If the Java Virtual Machine is an absttract computer then its machine language is the Java bytecode. For each type of real computer a different Java bytecode interpreter is needed. When a computer has a Java bytecode interpreter, it can run any Java bytecode program, and the same program can be run on any computer that has such an interpreter.
There are two basic reasons for having the Java bytecode interpreter:
Simplicity: The Java compiler is itself a complex program. A Java bytecode interpreter, is a relatively small, simple program. This makes it easy to write a bytecode interpreter for a new type of computer; once that is done, that computer can run any compiled Java program. It would be much harder to write a Java compiler for the same computer.
Security: The bytecode interpreter is a buffer between the user and the program the user downloads. The user is really running the interpreter, which runs the downloaded program indirectly. The interpreter can protect the user from potentially dangerous actions on the part of that program.
Since Java bytecode was executed by an interpreter, the execution will be always slower than the execution of the same program compiled into native machine language. This problem was resolved by introducing just-in-time (JIT) compilers for executing Java bytecode. A just-in-time compiler translates Java bytecode into native machine language. It does this while it is executing the program. The input to a just-in-time compiler is a Java bytecode program, and its task is to execute that program.
While it is executing the program, it also translates parts of the program into machine language of the underlying computer. The translated parts of the program can then be executed much more quickly than they could be interpreted. This technique gets applied to those parts of a program frequently executed. This way a just-in-time compiler can significantly speed up the overall execution time.
There is no necessary connection between Java and Java bytecode. A program written in Java can be compiled into the machine language of a real computer. And programs written in other languages can be compiled into Java bytecode, too. The combination of Java and Java bytecode is platform-independent, secure, and network-compatible while allowing the user to program in a modern high-level object-oriented language.
Some JVM implementations do not include an interpreter which way the just-in-time compilation of the byte code into native machine code has to occur before a method executes. The JIT compilation is performed the first time a Java method is called.

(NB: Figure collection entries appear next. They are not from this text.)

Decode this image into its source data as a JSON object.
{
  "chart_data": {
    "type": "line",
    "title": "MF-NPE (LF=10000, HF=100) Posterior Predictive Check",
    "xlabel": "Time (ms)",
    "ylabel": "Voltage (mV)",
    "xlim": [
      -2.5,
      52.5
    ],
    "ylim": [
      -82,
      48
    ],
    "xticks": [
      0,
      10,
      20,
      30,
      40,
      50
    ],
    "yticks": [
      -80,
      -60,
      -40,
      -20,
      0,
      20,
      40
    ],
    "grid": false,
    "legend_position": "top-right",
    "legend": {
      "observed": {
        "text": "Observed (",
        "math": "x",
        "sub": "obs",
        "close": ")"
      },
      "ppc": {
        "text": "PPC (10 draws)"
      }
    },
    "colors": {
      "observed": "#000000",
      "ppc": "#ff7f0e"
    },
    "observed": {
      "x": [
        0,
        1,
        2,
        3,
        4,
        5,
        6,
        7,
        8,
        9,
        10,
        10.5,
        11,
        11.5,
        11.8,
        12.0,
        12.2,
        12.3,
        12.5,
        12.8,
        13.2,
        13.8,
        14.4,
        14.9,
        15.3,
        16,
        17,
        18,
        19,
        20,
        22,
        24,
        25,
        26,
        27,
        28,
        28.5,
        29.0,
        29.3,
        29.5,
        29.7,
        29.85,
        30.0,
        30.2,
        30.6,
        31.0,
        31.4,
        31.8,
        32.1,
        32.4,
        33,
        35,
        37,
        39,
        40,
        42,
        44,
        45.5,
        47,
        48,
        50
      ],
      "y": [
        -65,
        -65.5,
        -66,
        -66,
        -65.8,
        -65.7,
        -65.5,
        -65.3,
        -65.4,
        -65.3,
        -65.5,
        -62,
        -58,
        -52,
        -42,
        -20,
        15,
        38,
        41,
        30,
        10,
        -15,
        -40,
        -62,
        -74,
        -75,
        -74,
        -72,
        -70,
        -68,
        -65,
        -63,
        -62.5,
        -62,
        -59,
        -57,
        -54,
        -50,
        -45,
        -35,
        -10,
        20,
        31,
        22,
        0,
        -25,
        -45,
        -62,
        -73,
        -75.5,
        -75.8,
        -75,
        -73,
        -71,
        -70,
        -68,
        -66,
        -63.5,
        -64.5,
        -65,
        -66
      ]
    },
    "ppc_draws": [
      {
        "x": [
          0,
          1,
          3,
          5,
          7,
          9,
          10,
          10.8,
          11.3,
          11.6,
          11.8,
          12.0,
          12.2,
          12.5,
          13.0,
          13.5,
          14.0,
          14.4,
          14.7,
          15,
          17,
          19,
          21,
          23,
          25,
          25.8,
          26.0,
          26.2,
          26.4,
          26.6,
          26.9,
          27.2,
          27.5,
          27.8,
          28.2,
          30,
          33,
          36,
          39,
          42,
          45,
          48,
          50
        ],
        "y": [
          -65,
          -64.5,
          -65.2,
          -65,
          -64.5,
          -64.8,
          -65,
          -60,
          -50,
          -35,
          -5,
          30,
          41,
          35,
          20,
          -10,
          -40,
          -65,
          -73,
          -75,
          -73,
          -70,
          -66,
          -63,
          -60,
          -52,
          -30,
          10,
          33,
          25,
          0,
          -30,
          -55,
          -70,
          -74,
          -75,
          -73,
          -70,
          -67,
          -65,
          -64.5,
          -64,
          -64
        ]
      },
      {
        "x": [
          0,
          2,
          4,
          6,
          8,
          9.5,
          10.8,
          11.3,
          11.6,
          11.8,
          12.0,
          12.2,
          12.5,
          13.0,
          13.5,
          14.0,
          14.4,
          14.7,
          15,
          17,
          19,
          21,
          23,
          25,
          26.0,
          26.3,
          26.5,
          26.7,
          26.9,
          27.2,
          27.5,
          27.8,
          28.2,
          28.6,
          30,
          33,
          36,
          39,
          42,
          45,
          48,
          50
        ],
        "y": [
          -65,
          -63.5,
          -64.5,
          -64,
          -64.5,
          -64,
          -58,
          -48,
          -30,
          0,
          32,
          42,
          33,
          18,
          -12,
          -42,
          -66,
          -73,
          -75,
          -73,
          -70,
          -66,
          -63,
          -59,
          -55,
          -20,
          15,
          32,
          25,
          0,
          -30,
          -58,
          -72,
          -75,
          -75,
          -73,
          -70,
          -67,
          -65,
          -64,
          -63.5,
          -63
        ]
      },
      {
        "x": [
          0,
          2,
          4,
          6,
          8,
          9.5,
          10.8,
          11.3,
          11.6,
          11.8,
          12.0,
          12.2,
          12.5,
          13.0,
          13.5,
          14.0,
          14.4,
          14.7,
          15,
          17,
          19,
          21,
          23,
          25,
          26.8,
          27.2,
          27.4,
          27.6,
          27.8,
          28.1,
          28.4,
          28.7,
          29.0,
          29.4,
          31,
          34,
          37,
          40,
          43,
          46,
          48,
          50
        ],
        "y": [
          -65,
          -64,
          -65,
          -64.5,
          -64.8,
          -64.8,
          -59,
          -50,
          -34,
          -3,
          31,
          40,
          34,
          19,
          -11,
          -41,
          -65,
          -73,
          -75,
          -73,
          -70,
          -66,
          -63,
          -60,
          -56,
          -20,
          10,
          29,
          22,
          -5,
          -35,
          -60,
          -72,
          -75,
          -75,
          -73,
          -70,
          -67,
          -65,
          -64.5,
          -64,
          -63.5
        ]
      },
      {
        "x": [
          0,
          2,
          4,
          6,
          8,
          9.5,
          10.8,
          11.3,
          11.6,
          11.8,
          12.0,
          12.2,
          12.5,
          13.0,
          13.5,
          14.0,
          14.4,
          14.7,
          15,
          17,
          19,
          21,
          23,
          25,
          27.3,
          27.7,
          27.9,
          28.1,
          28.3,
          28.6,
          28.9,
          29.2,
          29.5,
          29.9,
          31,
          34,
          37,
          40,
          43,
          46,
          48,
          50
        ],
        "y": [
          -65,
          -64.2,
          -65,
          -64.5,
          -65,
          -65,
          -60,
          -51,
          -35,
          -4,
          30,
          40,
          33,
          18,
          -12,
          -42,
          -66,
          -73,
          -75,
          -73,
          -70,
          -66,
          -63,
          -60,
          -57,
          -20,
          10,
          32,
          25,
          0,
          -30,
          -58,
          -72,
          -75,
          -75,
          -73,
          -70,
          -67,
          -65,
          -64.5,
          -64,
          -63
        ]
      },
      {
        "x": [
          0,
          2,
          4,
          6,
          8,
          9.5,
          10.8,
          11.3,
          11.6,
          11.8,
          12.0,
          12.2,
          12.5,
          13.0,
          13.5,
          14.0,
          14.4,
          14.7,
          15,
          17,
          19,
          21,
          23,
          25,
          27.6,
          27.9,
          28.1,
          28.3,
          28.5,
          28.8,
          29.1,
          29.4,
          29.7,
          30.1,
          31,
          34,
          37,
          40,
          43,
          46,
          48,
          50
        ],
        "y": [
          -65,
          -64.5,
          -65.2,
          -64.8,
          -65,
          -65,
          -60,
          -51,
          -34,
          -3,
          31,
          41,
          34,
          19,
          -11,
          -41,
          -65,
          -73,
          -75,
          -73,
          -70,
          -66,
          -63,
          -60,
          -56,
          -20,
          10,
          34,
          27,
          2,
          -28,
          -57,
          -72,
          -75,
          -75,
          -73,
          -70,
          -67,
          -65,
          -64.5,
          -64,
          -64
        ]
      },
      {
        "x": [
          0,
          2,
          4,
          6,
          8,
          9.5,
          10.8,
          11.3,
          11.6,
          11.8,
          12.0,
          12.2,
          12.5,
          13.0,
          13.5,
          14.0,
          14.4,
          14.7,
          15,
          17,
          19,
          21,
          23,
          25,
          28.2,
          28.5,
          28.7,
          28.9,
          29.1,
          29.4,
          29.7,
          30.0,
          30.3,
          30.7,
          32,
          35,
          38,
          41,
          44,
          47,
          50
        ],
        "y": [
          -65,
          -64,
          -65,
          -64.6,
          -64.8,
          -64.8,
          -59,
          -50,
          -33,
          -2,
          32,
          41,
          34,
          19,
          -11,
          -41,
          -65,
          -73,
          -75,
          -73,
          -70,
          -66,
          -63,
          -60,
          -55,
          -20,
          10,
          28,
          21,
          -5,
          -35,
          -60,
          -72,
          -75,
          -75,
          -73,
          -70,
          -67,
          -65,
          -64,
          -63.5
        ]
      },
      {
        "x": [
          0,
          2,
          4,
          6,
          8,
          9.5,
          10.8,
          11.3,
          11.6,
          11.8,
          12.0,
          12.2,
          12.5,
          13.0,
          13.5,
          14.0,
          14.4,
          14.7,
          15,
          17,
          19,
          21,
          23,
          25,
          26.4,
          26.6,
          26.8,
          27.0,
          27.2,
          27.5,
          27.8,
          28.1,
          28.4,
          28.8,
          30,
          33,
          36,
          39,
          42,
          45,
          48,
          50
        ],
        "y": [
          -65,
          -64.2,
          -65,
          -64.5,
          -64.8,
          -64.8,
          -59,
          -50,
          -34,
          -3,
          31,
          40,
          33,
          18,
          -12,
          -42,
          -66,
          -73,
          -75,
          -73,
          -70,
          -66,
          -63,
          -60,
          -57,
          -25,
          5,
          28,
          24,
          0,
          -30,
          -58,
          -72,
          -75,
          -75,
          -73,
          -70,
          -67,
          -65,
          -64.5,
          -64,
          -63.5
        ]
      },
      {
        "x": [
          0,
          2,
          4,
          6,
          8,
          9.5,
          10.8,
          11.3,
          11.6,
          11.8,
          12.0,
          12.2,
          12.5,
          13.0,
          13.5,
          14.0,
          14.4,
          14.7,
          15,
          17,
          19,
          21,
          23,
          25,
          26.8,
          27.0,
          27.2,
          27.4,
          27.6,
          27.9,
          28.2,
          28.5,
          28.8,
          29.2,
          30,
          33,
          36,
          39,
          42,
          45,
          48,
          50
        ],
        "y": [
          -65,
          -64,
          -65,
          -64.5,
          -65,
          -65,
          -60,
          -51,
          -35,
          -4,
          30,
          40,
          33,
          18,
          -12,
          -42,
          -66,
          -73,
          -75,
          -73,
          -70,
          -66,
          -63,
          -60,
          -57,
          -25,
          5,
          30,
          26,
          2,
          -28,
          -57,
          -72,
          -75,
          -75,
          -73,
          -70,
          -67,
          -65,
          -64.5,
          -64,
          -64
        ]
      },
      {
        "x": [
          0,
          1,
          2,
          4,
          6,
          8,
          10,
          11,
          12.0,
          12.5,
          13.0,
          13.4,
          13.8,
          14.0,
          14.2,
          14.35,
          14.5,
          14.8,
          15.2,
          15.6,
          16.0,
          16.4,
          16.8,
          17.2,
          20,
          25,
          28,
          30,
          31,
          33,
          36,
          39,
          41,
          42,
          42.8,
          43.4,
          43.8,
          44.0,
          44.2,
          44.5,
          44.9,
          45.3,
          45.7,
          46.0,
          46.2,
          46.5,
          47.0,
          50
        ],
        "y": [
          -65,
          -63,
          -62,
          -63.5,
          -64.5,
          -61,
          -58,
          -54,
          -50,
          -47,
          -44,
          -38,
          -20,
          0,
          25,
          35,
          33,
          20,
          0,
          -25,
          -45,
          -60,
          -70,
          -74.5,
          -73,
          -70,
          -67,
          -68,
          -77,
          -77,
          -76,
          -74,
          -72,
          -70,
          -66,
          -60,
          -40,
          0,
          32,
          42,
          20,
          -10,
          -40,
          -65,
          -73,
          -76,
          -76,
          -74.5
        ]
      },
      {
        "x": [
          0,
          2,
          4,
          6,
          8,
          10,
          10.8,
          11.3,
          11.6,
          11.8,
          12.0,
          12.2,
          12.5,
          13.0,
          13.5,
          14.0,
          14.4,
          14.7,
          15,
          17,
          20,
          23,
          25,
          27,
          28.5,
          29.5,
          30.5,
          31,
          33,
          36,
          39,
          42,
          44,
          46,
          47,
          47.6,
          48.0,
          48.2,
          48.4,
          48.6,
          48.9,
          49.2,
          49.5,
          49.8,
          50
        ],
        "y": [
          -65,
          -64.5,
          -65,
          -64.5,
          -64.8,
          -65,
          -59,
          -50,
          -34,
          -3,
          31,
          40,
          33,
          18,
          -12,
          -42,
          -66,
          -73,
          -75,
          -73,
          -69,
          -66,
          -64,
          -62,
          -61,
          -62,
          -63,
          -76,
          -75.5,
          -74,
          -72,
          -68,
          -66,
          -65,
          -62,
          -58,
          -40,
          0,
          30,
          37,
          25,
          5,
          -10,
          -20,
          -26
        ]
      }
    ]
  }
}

Starting with Java Platform, Standard Edition (J2SE) 5.0, changes to the JVM specification have been developed under the Java Community Process as JSR 924. As of 2006[update], changes to specification to support changes proposed to the class file format (JSR 202) are being done as a maintenance release of JSR 924. The specification for the JVM is published in book form, known as blue book. The preface states:
We intend that this specification should sufficiently document the Java Virtual Machine to make possible compatible clean-room implementations. Oracle provides tests that verify the proper operation of implementations of the Java Virtual Machine.
One of Oracle's JVMs is named HotSpot. Clean-room Java implementations include Kaffe and IBM J9. Oracle retains control over the Java trademark, which it uses to certify implementation suites as fully compatible with Oracle's specification.